SE Colorado Birding

Birding and discussion: A conservation-oriented birding blog that emphasizes low-impact birding and sustainable birding practices together with the enjoyment of birds. Southeast Colorado offers a diversity of habitats which provide premiere birding opportunities. Save Sabal Palm

Tuesday, March 14, 2006

Red-naped Sapsucker still in Canon City

This morning I was able to get into the Lakeside Cemetery in Canon City without running into a funeral so I could look for the sapsucker whose very fresh sapwells I found last week. I found a sapsucker in a Scots pine but it was quite skittish, moving behind branches when I got a view of it and retreating to the dense interior top of the tree where it was I usually could not see it. Though it looked like it might be a Yellow-bellied Sapsucker, I glimpsed some red as well as white on its throat and the white on its back appeared to be organized in two rows like Red-naped.

I had to stand quite still for periods so it would move back out into a more visible location. I am glad I took the time to really check this bird out as it was a female Red-naped Sapsucker. See photos of this sapsucker here

I posted earlier on this blog that I found a female Red-naped Sapsucker at the Holy Cross Abbey and that it is very unusual for them to be here in the winter time (slighly less rare in early March per "Colorado Birds")as most birds of this species have migrated far south to southern New Mexico or to Mexico.

I have looked on several occasions for a Red-naped Sapsucker at the Abbey without luck. I am unsure if this is the same bird as there was also a female Red-naped Sapsucker found at this cemetery during the Christmas Bird Count in December.

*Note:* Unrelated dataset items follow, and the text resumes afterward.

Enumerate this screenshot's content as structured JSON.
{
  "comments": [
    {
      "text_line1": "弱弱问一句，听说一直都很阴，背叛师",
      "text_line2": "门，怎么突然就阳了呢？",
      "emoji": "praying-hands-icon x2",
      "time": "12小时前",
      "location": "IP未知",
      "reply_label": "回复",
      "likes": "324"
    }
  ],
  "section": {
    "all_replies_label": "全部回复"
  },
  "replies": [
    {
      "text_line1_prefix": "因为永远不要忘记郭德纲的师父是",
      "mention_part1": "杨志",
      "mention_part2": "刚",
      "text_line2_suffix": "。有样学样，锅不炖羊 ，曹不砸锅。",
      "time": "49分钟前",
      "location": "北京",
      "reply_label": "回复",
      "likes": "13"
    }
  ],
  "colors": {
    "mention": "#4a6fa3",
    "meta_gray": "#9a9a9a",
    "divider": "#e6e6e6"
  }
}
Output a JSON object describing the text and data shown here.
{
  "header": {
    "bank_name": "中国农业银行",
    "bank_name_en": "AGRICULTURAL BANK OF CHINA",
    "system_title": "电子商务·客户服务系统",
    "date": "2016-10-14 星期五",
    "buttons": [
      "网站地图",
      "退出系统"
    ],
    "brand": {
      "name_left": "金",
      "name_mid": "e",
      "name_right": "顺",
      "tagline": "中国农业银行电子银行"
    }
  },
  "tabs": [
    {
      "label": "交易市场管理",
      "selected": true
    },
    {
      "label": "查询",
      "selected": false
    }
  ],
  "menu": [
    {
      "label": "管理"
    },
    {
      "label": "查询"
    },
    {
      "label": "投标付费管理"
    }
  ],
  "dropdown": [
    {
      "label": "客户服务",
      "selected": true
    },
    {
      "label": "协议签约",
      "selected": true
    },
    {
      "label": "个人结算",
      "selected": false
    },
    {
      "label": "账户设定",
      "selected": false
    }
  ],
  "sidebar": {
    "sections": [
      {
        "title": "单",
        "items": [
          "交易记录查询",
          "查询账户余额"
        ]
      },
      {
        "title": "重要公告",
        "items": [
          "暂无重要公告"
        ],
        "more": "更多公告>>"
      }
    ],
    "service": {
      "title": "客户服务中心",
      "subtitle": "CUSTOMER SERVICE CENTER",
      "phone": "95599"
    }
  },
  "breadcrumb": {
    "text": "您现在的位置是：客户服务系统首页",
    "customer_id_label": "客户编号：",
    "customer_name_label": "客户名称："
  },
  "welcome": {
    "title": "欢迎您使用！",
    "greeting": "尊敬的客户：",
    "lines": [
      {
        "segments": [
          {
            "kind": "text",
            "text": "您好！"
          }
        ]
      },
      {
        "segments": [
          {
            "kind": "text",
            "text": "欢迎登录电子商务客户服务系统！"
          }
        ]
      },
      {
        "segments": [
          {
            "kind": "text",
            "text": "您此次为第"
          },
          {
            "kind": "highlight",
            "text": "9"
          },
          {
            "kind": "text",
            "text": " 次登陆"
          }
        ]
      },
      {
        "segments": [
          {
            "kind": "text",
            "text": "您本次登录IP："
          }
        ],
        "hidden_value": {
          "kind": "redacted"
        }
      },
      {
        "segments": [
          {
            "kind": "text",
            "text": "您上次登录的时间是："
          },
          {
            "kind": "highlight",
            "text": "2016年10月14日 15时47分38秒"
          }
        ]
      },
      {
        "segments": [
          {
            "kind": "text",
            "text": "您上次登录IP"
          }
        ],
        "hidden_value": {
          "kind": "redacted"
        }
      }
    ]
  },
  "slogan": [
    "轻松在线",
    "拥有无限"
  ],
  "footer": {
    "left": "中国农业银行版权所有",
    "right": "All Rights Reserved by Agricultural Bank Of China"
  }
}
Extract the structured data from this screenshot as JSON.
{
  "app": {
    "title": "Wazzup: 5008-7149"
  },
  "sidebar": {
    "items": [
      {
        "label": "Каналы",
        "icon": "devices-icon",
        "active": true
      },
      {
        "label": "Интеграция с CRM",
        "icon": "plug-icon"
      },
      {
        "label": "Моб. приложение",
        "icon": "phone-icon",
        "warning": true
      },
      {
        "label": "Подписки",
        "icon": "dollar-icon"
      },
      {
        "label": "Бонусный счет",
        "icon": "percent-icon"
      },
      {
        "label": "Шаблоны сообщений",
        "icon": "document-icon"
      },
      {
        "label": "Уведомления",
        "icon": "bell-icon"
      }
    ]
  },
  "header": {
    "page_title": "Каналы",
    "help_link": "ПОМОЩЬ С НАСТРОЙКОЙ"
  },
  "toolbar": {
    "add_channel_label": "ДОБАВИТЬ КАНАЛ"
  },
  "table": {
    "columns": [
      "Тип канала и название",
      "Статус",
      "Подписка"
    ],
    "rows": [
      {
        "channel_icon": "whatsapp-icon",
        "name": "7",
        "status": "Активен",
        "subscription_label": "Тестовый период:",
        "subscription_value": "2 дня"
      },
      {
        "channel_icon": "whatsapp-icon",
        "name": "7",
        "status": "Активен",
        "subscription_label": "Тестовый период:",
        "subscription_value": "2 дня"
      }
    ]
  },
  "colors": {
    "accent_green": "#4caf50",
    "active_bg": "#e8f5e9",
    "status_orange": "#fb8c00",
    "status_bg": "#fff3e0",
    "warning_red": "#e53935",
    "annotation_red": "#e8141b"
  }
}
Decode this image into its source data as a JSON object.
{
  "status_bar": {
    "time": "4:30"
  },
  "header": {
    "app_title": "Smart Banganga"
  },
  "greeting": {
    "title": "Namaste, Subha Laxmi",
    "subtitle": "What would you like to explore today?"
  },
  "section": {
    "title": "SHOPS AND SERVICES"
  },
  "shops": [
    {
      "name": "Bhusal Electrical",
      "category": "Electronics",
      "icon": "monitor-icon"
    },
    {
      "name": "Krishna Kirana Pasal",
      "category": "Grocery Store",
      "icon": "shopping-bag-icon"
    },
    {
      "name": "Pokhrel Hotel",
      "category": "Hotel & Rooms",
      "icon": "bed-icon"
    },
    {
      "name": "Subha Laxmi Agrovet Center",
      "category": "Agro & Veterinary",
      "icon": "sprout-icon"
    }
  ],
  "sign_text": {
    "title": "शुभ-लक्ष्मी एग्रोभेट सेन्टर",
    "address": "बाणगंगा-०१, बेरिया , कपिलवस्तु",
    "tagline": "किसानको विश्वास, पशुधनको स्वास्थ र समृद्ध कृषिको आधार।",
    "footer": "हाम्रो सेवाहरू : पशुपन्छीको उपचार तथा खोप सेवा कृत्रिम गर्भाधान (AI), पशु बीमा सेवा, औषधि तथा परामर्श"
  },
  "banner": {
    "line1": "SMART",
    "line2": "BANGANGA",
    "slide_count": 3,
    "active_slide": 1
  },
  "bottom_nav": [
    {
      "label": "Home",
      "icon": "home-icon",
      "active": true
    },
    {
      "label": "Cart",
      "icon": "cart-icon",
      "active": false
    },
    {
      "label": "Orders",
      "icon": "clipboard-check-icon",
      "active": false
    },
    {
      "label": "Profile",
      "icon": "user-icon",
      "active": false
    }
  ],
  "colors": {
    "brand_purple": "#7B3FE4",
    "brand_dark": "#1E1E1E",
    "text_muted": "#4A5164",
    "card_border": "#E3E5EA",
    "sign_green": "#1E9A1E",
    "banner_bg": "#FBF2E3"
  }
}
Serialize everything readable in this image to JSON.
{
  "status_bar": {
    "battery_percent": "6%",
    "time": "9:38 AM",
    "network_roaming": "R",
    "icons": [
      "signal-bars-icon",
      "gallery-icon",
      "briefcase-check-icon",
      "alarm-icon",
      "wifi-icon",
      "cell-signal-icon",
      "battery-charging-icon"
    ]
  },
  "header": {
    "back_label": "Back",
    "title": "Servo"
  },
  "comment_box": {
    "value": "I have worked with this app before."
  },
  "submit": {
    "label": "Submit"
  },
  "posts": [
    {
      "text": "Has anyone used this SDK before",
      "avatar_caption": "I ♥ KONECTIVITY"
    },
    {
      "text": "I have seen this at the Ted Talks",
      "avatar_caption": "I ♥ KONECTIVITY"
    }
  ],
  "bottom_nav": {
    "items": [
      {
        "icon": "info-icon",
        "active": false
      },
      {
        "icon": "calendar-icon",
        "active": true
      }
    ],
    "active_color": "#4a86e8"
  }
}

I must say this particular bird was much more active in moving about different feeding locations on the tree than have the Yellow-bellied Sapsuckers I have seen here and other SE Colorado locations in the past several years. It is also my impression that this species of sapsucker feeds on a much larger number of trees than do Yellow-bellied or Williamson's Sapsuckers that I have watched over the past several winters.